We successfully created a nomogram that predicts the possibility of occult PsA based on dNLR, DM, nail involvement, BMI, and smoking history. As described above, all included factors have a basis as a possible explanation for their association with the occurrence of occult PsA. dNLR is a simple, inexpensive, and readily available inflammatory biomarker. Our model achieved an AUC of 0.843, a sensitivity of 0.773, and a specificity of 0.819. Though the study population was small, this nomogram may become useful for predicting the probability of occult PsA. Therefore, further validation in routine clinical practice is necessary.

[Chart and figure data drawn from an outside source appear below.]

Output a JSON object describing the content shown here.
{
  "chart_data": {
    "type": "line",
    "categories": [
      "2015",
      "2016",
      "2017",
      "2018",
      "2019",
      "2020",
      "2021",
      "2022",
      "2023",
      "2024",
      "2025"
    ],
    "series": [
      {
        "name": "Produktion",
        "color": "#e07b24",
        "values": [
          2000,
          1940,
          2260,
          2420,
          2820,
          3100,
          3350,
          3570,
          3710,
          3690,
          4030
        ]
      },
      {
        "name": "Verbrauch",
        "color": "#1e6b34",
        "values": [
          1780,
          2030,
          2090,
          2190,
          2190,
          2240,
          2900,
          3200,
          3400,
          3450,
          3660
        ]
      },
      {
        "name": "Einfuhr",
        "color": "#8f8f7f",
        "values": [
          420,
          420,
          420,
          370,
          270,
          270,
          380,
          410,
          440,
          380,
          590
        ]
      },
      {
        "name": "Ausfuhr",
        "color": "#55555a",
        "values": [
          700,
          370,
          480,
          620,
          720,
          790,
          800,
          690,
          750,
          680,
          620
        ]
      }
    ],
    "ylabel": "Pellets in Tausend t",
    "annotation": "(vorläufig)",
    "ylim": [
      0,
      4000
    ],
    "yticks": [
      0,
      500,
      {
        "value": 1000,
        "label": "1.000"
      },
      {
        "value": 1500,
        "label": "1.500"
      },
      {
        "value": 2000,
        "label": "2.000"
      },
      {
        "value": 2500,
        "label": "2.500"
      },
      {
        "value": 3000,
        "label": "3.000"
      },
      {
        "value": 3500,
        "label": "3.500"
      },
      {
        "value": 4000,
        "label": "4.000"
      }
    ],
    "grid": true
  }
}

One limitation of the study is that scalp lesions and intergluteal/perianal lesions, which are known risk factors [31] for the development of PsA, were not investigated in this study. Another limitation of the study is that dNLR is involved in various inflammatory and malignant diseases [9, 1619]. Therefore, when interpreting dNLR values and considering its application as a diagnostic tool, more consideration of the wider clinical context is needed. Future research should elucidate the impacts of these confounding factors, thereby underscoring the practical effectiveness and dependability of dNLR in clinical practice.

5. Conclusions

This study successfully established a predictive nomogram for occult PsA utilizing the inflammation value score, dNLR, which can be routinely assessed and observed. This model is valuable for distinguishing occult PsA patients from PsO alone patients and has the potential to improve clinical management of psoriasis patients.

Data Availability

The data that used to support the findings of this study are available from the corresponding author on request.

Ethical Approval

This study was approved by the Medical Ethical Committee of Shanghai Skin Disease Hospital (approval #2020−31).

Conflicts of Interest

The authors declare that they have no conflicts of interest.

Acknowledgments

This work was supported by the National Natural Science Foundation of China (No. 82073429, 82273510, 82203913, and 82003335), the Fundamental Research Funds for the Central Universities (No. 22120220602), and the Shanghai Municipal Health and Family Planning Commission (No. 202240369).